Economie circulaire : une « vraie tentative de
changement économique »
Autre grand axe d’intervention de l’ADEME :
l’économie circulaire. Arnaud Leroy n’a bien sûr pas manqué de faire référence
à l’adoption de la loi relative à la lutte contre le gaspillage et à l’économie
circulaire, promulguée le 10 février
2020 : loi « très ambitieuse », a jugé le président de
l’ADEME, qui dispose d’une feuille de route pour la mettre en œuvre. « C’est
délicat, car on vise un changement qui se compte en décennies ; une vraie
tentative de changement de modèle économique, pour passer du linéaire au
circulaire. »
L’ADEME agit notamment au travers du Fonds Déchets, qui
soutient depuis 2009 les
investissements de tri, de recyclage, de valorisation organique et
énergétique : en la matière, l’objectif défendu par la loi relative à
l’économie circulaire est d’atteindre 100 %
de collecte des déchets recyclables d’ici 2025, et de rendre le tri plus
simple.
L’EPIC se préoccupe également du gaspillage alimentaire,
autre volet de la loi. « Les pertes sont énormes et entraînent des
conséquences : on parle de plusieurs pourcentages d’émissions de gaz à
effet de serre qui pourraient être évitées si on réduisait les pertes et le
gaspillage alimentaire. Il faut y travailler sérieusement », a appuyé
Arnaud Leroy.
Sur ce point, celui-ci a précisé que l’Agence
accompagnait notamment les entreprises dans leur processus industriel. « On
a travaillé avec des groupes alimentaires sur la question des pertes
alimentaires dans le processus industriel, comme Delpeyrat, qui a d’ailleurs
réussi à gagner des pourcentages de chiffre d’affaires de manière
conséquente : entre 3 et
6 % »,
a-t-il illustré.
« Il s’avère que la loi relative à l’économie
circulaire, pour la première fois dans le monde, interdit la destruction des
invendus », s’est par ailleurs réjoui le président de l’ADEME.
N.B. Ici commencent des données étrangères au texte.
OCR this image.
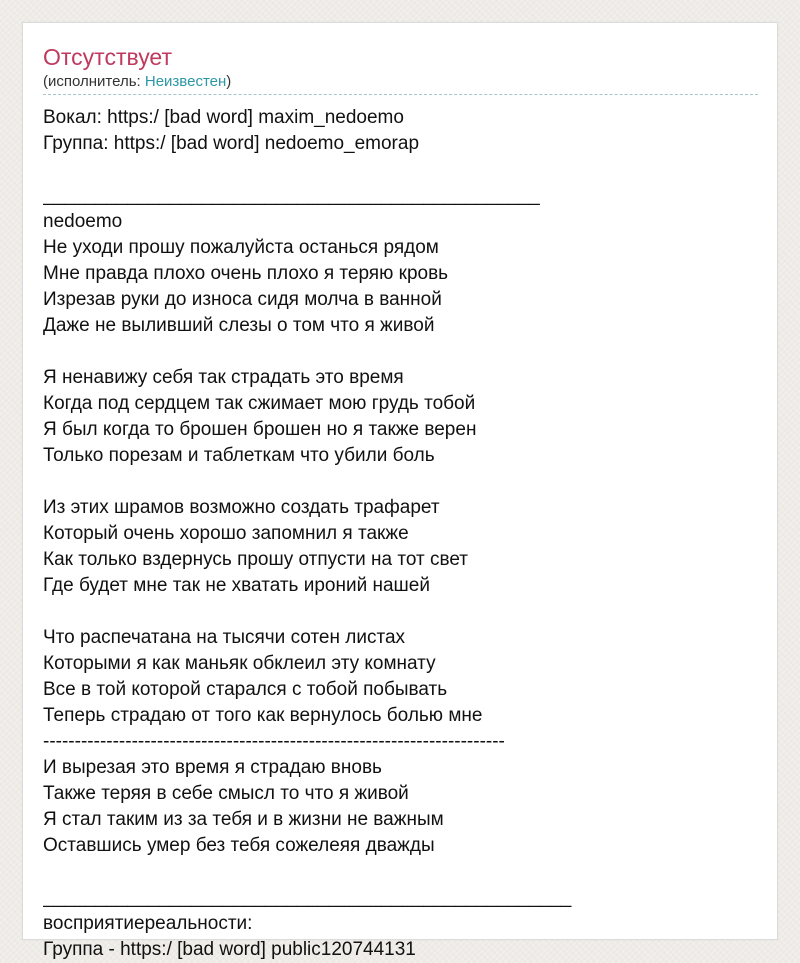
Отсутствует
(исполнитель: Неизвестен)
Вокал: https:/ [bad word] maxim_nedoemo
Группа: https:/ [bad word] nedoemo_emorap
_______________________________________________
nedoemo
Не уходи прошу пожалуйста останься рядом
Мне правда плохо очень плохо я теряю кровь
Изрезав руки до износа сидя молча в ванной
Даже не выливший слезы о том что я живой
Я ненавижу себя так страдать это время
Когда под сердцем так сжимает мою грудь тобой
Я был когда то брошен брошен но я также верен
Только порезам и таблеткам что убили боль
Из этих шрамов возможно создать трафарет
Который очень хорошо запомнил я также
Как только вздернусь прошу отпусти на тот свет
Где будет мне так не хватать ироний нашей
Что распечатана на тысячи сотен листах
Которыми я как маньяк обклеил эту комнату
Все в той которой старался с тобой побывать
Теперь страдаю от того как вернулось болью мне
-------------------------------------------------------------------------
И вырезая это время я страдаю вновь
Также теряя в себе смысл то что я живой
Я стал таким из за тебя и в жизни не важным
Оставшись умер без тебя сожелеяя дважды
__________________________________________________
восприятиереальности:
Группа - https:/ [bad word] public120744131
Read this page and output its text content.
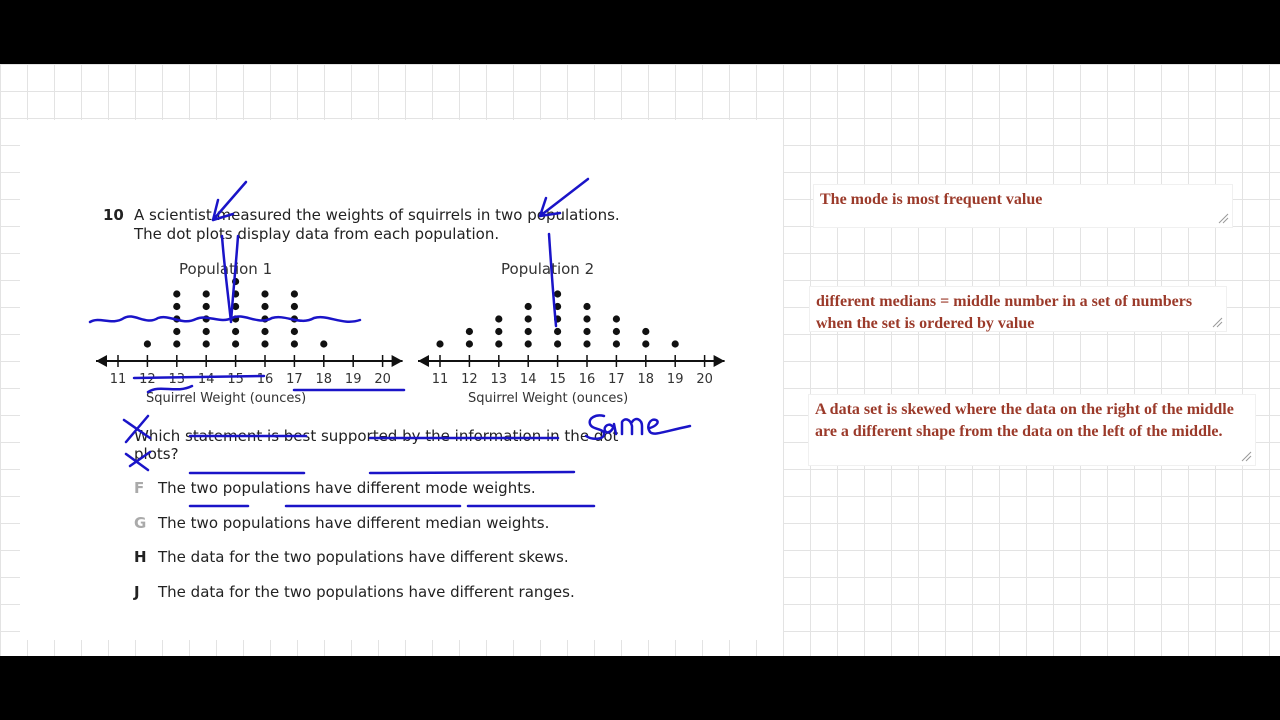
10 A scientist measured the weights of squirrels in two populations.
The dot plots display data from each population.
Population 1	Population 2
11 12 13 14 15 16 17 18 19 20	11 12 13 14 15 16 17 18 19 20
Squirrel Weight (ounces)	Squirrel Weight (ounces)
Which statement is best supported by the information in the dot
plots?
F The two populations have different mode weights.
G The two populations have different median weights.
H The data for the two populations have different skews.
J The data for the two populations have different ranges.
The mode is most frequent value
different medians = middle number in a set of numbers when the set is ordered by value
A data set is skewed where the data on the right of the middle are a different shape from the data on the left of the middle.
Pour mieux expliquer ce dont il est question, Arnaud
Leroy a fait référence à deux grands acteurs de la vente sur Internet : Amazon
et Cdiscount. Ces derniers achètent en effet des millions de produits non
alimentaires qu’ils stockent dans de grands entrepôts logistiques, avant de les
vendre sur Internet. Enfin, une partie. Ainsi, Amazon va par exemple acheter 46 millions de carafes mais ne va
en vendre que 19 millions.
Le reste étant détruit, car le renvoyer au producteur n’est pas une opération
suffisamment rentable. « Il fut un temps où le stock restant était soit
concassé pour être envoyé en décharge, soit enfoui, soit était destiné à des
fours industriels. Aujourd’hui, tout cela va donc être interdit », a
indiqué Arnaud Leroy. Ce dernier a toutefois précisé que des discussions
sémantiques étaient toujours en cours, en vue d’un futur décret, concernant le
sens du mot « destruction ».
« Sur ce sujet, la loi est là encore une vraie
révolution, car Amazon devra peut-être revoir son business model,
recourir à des producteurs plus locaux. On va voir ce que cela donne en termes
d’impulsion pour un changement de modèle. »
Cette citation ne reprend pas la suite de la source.